Web cam networks are a hotbed of this.  A guy pops into my chat room, says he has a 10 inch dick, tries to butter me up with cliche "flattery", and demands a free show on account of his own sexiness.  When I politely refuse, he immediately types a barrage of insults about how I'm a fat ugly stupid whore, and lets me know he wouldn't even touch my diseased cunt if I paid him.  I adore these flowcharts - as soon as I reject him, his fragile ego gets bruised, and he makes a stink about how he's actually the one rejecting me.  (This is why I tell anyone considering web cam work to never, ever do free chat in hopes of getting a customer.  Free chat is pretty much entirely a bunch of semi-literate dudes trying to talk a free show out of you, and then insulting you for not giving them what they want.)  It's the men who refuse to buy my time that are most likely to act like they own me.

It's amazing how many emails I get from dudes who have the nerve to plainly state that they would never pay for porn, and wear it like a badge of honor, like a pick-up line, like it's something I'll praise them for.  These men seem totally unaware that I might find it insulting that they've virtually walked into my business and told me they're too good to buy my crummy wares, but want to know where the restroom is so they can do their laundry in my sink.  Or perhaps, these clueless men are assuming that I'll reply, "Oh cool, you're better than those icky guys who want to pay me to take my clothes off.  You want to get to know The Real Me without this money thing getting in our way.  Why don't you come over and let me suck your dick this weekend, seeing as how I now know you're not one of those creeps who buy porn."

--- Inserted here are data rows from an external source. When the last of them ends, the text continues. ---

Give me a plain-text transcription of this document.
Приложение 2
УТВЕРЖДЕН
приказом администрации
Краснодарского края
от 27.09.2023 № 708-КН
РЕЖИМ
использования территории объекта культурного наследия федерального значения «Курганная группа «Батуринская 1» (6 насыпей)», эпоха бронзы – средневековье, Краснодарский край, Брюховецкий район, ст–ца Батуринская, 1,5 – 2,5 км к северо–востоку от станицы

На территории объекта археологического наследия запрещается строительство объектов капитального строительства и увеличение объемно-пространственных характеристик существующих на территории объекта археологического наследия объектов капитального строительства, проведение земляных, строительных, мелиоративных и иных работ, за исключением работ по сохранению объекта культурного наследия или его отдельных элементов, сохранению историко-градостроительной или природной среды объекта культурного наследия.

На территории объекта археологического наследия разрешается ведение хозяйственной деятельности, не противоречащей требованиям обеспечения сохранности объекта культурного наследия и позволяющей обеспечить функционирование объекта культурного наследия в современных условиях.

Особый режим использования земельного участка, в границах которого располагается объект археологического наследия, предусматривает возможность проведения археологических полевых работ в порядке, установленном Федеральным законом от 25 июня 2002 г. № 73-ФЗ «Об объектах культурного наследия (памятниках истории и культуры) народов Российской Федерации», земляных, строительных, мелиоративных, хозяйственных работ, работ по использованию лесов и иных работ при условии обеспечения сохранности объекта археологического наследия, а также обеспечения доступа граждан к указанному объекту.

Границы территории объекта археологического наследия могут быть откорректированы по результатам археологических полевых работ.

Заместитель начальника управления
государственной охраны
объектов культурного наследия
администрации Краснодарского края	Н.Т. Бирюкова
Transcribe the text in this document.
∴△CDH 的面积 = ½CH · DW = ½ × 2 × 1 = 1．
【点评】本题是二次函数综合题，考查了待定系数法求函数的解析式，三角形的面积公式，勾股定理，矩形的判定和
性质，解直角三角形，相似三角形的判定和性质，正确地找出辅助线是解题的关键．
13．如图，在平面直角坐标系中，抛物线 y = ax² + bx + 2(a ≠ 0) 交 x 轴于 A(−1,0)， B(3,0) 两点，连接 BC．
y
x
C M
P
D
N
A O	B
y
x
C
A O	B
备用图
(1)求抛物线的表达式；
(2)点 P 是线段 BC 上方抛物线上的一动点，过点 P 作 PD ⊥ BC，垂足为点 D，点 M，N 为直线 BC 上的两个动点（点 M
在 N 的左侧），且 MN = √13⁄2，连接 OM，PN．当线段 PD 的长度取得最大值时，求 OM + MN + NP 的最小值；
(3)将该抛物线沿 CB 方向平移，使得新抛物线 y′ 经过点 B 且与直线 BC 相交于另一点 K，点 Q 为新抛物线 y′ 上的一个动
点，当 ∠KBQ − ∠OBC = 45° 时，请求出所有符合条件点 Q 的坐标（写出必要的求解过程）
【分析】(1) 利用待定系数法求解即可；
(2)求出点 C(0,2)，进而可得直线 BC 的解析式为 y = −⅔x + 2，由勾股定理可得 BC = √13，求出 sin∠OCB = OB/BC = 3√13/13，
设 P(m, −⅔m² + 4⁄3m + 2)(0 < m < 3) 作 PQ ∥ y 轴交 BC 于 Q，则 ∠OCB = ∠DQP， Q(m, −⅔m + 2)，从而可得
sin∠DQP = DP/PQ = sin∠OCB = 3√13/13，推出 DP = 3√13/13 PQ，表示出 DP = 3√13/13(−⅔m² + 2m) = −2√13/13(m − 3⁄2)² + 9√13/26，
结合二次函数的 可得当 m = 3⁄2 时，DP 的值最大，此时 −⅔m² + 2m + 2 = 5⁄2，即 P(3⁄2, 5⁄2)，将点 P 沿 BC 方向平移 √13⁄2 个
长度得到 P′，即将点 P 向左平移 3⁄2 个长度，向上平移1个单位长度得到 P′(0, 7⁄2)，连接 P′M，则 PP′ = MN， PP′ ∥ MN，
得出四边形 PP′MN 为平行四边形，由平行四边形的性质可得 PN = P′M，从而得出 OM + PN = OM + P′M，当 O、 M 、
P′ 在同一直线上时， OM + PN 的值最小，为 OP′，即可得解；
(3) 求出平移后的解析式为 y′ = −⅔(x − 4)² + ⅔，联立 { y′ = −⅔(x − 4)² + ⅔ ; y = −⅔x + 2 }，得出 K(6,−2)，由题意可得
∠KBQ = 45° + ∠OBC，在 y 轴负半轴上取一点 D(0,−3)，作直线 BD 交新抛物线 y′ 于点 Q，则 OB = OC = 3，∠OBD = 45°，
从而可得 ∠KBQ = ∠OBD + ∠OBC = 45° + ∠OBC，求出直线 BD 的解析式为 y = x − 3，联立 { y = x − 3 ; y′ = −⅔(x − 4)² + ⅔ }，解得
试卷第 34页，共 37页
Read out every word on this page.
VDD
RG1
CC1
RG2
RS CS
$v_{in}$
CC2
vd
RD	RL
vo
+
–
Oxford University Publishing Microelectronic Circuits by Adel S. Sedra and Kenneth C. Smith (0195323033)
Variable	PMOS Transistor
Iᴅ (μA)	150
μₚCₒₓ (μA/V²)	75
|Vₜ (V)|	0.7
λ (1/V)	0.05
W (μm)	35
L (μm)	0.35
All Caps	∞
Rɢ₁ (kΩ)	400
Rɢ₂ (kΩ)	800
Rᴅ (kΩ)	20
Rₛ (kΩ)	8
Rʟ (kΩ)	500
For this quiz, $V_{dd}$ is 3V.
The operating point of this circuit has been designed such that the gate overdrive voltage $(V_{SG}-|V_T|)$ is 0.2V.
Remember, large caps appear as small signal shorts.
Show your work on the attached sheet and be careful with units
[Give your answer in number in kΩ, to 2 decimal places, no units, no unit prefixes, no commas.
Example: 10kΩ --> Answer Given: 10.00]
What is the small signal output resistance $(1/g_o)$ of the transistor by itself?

Anti-sex work activists argue that it's malice against women that motivates a man to patronize sex workers or watch porn.  Why is paying for a service or product proof that someone pathologically hates the person they're buying it from?  Do the moralizers think that about any other occupations?  Do all paying customers intrinsically revile the workers who prepare their meals, teach their children, paint their houses, fly their airplanes, pick up their recycling bins, or fill their prescriptions?

The men who get my blood boiling are the ones who demand that it's their "right" to have women sexually entertain them for free, not the customers who appreciate my time and energy by compensating me for it.  Funny how the anti-sex feminists are so busy demonizing sexual commerce that they end up tacitly on the side of the real misogynists.

* My customers are almost invariably men.  And, since feminists/anti-sex activists exclusively take issue with heterosexual men who pay for women sexual entertainment, I write about men-as-consumers in this post.  No disrespect meant to the wonderful ladies and transfolk who buy porn and patronize sex workers!